110th Anniversary Look Back

110th Anniversary Look Back - Day 76

Continuing with the piece Freeport iNK did on us back in 2000...

"It was an interesting concept: take the work of a riding a bike by adding a motor to it. Hey, call it a "motor-cycle", so people know that they're getting. And sell it in bike shops, right next to the other bicycles.

It was so simple, it was beautiful.

And that's exactly what two Freeport men thought when they first saw the contraption, made by the Harley-Davidson Motorcycle Company in Milwaukee, over 90 years ago. They decided to thought the idea was so ingenious, they were among the first to jump on the bandwagon.

In fact, when it came to selling the motorized bicycles, they were the first in the world.

Although Harley-Davidson Motorcycle Company was first established in 1903, it would be a few more years before Freeport would enter the company's history books.
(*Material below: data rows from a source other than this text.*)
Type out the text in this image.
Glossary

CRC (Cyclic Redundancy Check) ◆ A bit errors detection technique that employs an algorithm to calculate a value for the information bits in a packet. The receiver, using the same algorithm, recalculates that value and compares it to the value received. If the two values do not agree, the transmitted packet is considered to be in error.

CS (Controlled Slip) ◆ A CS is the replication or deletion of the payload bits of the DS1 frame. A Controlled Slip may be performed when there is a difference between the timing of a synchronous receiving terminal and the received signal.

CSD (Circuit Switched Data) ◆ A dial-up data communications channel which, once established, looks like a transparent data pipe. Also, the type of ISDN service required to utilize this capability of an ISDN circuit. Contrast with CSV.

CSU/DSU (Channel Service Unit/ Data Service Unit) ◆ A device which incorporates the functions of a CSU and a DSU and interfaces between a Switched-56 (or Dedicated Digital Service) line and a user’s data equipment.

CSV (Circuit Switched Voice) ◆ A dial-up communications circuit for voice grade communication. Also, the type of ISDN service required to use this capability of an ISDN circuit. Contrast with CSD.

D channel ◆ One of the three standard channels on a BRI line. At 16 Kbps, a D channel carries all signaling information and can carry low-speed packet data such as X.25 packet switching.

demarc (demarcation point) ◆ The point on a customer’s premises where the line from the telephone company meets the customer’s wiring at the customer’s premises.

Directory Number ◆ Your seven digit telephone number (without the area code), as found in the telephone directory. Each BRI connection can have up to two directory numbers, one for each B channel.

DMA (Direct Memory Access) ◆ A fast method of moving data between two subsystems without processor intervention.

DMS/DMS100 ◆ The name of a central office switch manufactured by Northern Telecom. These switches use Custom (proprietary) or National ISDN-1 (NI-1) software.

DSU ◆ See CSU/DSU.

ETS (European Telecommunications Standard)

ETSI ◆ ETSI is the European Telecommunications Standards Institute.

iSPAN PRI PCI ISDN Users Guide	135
It all started in 1909, when two young brothers, Julius and Joseph Kegel, decided to open a bicycle shop in downtown Freeport.

Within two years, the Kegel brothers were peddling a revolutionary mode of transportation to its pedaling customers - a motorcycle. While there is plenty of documentation to prove Kegels were selling Harley-Davidsons in 1911, there is some evidence to indicated they may actually started in 1910.
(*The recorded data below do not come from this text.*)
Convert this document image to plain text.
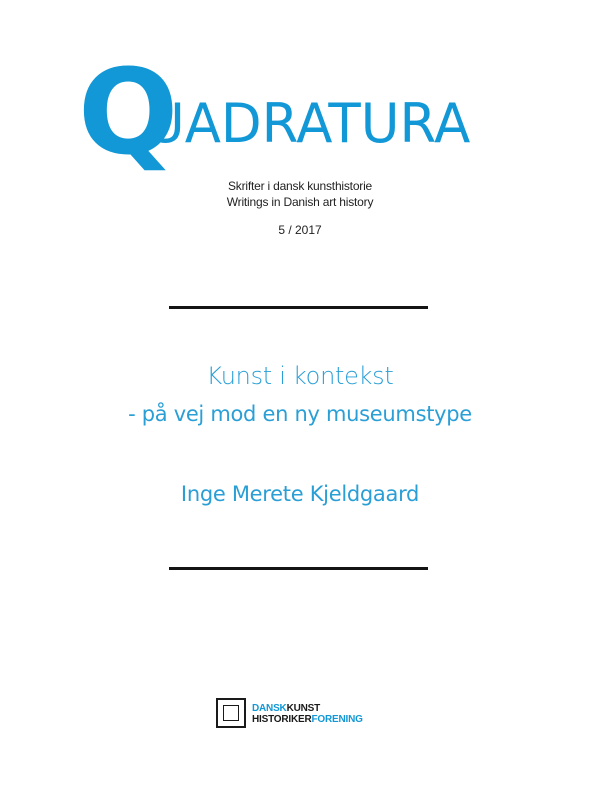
Q
UADRATURA
Skrifter i dansk kunsthistorie
Writings in Danish art history
5 / 2017
Kunst i kontekst
- på vej mod en ny museumstype
Inge Merete Kjeldgaard
DANSKKUNST
HISTORIKERFORENING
Either way, Kegel's became the world's first Harley-Davidson dealership. For over a decade, the brothers would continue to sell both motorized and non-motorized bikes out of their Freeport store. They sold Excelsior, Pierce Arrow, Racycle, and Harley-Davidson motorcycles.

And they raced. Motorcycle racing was one of the hottest things happening back then, and the Kegel brothers were regulars on the racing circuit, riding with the best of them. Joseph preferred the Harley-Davidson, but Julius rode an Excelsior.
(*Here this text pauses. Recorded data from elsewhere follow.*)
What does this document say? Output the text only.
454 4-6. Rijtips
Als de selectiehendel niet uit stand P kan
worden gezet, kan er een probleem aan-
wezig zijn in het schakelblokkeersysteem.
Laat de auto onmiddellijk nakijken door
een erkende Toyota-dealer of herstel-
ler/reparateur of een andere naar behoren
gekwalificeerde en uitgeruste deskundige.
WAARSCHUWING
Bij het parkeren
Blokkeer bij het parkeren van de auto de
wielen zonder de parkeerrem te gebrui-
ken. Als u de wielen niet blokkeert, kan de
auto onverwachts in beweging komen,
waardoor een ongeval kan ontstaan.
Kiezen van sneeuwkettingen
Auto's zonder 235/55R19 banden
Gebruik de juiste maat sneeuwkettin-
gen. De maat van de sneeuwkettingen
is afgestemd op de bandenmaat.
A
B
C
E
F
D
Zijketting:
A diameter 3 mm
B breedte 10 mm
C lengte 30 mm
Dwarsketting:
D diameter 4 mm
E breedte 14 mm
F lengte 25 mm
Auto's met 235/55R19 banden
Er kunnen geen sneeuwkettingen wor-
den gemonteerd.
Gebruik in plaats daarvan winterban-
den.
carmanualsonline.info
But in 1917, a world war took Julius overseas, where motorcycles were being used in by the army to expedite communication and transportation. After Julius enlisted in the army, he was sent to England, where his knowledge of motorcycles was put to use in the Motorcycle Corps. He was assigned to ride the countryside in an English Rover with a side-car, delivering messages between units. Joseph stayed behind to tend to the family business.

After the war, Julius returned to Freeport and the bicycle shop.

But in 1923, the two brothers decided it was time to diversify a little bit. Joseph took the Harley-Davidson sales operations and moved to Rockford, starting Rockford Motorcycle Sales Company. The companies were separate, but remained under family control.

As the decades wore on, the name Kegel was synonymous with cycling in both Freeport and Rockford.